What will venture capitalists look for in a company? They will want to see:
- A good idea for making money
- Founders who are willing to invest their own money in the venture
- A great business plan that reflects sound and realistic thinking,
- An established or promising product and market
- Some operating history that shows promise of success
Strong management is also important, although venture capitalists often expect to provide or bring in additional management expertise.
What will venture capitalists want in return for the big bucks and experience they provide?
- A large position in your company, which will dilute the founders' ownership
- Liquidation preferences where they may get their money back at least several times over before sharing profits with other shareholders
- Seats on the board of directors and special rights that allow them to oversee management
- They'll also want an "exit strategy" that will allow them to cash out of the company within a relatively short period of time (typically two to five years)

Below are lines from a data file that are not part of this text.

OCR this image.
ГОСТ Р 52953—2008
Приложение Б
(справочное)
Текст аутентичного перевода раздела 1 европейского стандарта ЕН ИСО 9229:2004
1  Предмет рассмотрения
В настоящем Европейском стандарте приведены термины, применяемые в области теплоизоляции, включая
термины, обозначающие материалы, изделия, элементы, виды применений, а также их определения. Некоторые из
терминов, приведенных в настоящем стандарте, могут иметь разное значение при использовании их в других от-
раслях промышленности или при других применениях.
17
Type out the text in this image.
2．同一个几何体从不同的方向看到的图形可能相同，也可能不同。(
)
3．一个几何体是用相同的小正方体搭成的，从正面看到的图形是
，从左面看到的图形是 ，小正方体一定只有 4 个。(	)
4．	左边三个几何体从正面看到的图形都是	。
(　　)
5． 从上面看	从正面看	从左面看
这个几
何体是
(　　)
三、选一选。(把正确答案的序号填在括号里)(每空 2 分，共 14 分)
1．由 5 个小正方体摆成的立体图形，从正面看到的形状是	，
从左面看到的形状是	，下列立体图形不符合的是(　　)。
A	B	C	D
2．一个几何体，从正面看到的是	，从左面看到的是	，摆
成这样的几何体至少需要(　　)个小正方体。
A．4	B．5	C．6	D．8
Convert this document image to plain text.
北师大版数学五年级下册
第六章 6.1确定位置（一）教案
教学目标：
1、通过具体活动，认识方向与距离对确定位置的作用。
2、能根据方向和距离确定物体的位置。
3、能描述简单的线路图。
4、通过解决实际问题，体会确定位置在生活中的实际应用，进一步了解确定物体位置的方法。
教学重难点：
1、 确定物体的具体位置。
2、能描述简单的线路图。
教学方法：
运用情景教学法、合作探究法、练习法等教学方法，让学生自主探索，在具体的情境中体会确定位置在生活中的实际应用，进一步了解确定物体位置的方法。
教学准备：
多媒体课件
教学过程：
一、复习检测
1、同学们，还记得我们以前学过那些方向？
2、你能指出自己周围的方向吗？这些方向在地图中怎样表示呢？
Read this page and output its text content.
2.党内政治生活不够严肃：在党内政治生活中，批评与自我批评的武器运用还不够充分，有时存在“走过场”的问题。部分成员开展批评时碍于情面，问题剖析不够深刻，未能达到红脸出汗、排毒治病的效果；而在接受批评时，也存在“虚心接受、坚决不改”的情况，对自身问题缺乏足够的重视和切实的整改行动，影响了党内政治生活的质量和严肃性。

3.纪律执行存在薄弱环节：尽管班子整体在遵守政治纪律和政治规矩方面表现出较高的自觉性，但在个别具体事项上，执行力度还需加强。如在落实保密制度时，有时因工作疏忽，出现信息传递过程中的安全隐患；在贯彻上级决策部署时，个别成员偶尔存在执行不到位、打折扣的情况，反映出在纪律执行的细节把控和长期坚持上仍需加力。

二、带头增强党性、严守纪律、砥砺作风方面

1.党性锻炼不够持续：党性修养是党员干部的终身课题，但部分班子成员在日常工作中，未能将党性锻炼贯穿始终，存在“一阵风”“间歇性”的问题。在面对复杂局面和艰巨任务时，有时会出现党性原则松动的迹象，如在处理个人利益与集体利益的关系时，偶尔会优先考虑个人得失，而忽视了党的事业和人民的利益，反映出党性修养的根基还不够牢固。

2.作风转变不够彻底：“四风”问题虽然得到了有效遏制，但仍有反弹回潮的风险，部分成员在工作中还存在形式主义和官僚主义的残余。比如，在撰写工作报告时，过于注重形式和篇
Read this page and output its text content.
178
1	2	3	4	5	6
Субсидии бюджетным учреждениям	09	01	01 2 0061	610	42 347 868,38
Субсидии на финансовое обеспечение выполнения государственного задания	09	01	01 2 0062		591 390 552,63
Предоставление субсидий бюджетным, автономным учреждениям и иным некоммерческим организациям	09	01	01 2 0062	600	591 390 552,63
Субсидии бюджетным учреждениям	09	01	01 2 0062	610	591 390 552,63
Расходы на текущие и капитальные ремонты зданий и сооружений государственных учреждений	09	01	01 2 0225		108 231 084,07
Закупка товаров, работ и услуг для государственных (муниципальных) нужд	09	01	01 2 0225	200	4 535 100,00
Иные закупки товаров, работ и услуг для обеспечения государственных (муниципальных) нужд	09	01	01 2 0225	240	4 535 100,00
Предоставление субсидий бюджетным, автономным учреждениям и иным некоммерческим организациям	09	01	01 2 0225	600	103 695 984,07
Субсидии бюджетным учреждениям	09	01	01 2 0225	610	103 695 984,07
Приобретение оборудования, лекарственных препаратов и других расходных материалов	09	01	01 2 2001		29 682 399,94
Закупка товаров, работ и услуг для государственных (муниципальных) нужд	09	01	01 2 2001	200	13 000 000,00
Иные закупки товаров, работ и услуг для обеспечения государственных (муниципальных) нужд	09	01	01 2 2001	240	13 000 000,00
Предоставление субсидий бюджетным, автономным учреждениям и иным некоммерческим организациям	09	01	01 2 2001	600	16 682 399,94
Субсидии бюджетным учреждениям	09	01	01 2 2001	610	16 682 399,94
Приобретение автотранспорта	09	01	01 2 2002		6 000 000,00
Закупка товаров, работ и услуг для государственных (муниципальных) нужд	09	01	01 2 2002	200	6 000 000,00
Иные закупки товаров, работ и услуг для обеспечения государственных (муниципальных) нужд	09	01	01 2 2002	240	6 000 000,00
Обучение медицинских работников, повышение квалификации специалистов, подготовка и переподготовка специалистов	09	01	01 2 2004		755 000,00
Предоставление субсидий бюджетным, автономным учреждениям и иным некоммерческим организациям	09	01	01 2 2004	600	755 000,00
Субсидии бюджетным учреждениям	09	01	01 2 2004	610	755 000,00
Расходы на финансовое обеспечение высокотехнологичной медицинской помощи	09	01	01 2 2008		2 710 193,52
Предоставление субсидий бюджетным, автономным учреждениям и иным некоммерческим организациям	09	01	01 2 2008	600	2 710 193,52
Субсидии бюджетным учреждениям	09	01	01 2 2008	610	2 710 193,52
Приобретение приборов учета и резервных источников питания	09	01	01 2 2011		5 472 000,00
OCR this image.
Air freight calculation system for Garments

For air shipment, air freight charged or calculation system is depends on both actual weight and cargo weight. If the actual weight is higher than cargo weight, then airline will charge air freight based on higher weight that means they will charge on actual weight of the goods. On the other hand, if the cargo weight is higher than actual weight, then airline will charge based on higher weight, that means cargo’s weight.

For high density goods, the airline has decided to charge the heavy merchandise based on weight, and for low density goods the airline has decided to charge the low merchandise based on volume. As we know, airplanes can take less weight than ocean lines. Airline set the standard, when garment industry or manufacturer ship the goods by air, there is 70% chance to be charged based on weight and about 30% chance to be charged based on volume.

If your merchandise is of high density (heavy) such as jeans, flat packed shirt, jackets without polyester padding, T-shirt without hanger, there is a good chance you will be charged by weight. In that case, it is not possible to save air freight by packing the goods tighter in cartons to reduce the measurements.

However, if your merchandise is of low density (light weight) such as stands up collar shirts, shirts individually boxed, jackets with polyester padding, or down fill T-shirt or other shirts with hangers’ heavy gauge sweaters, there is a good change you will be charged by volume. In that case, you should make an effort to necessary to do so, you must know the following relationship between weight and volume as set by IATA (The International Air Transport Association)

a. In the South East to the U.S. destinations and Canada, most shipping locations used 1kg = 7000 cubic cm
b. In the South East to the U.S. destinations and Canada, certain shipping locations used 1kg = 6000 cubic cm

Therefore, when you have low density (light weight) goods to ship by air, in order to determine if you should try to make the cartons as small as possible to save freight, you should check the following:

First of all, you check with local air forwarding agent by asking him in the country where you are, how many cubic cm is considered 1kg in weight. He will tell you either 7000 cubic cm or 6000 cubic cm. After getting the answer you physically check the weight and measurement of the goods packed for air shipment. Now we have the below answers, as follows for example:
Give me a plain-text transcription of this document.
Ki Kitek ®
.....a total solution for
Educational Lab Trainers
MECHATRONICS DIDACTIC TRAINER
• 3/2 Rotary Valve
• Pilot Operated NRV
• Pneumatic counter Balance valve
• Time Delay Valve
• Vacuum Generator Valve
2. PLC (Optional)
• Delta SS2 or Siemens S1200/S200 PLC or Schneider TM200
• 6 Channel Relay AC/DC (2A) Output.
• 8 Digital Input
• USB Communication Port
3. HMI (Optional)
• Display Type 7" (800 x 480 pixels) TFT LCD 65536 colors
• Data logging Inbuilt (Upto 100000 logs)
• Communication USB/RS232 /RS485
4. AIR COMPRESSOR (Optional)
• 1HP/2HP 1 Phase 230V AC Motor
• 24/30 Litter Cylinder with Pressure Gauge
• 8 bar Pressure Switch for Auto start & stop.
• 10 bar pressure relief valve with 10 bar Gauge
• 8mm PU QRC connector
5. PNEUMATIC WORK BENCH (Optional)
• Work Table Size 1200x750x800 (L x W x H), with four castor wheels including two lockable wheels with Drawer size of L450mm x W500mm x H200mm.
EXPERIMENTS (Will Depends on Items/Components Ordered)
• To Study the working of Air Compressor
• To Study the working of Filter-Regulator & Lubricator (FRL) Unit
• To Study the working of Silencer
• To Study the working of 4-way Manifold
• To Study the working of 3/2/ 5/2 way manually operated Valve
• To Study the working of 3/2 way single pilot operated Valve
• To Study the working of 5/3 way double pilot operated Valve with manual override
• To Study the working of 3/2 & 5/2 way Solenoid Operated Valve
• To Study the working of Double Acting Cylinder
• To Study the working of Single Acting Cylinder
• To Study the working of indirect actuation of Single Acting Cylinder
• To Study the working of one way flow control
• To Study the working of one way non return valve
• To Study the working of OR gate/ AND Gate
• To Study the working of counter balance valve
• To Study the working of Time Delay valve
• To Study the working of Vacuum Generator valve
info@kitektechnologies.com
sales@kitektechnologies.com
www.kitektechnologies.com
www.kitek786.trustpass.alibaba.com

Usually, venture capitalists insist on "registration rights" - the right to make the company register their stock for sale to the public at some point in the future. They also receive "preferred" stock, which is entitled to be paid before common stock if the company liquidates.
Preferred stock is oftentimes issued in series, with the first round typically being called "Series A Preferred Stock." The next round would be the "Series B" round, and so on, often going up to a "Series D" or "Series E" round before the company has a public offering or realizes some other exit strategy that allows the venture capitalists to get their money back.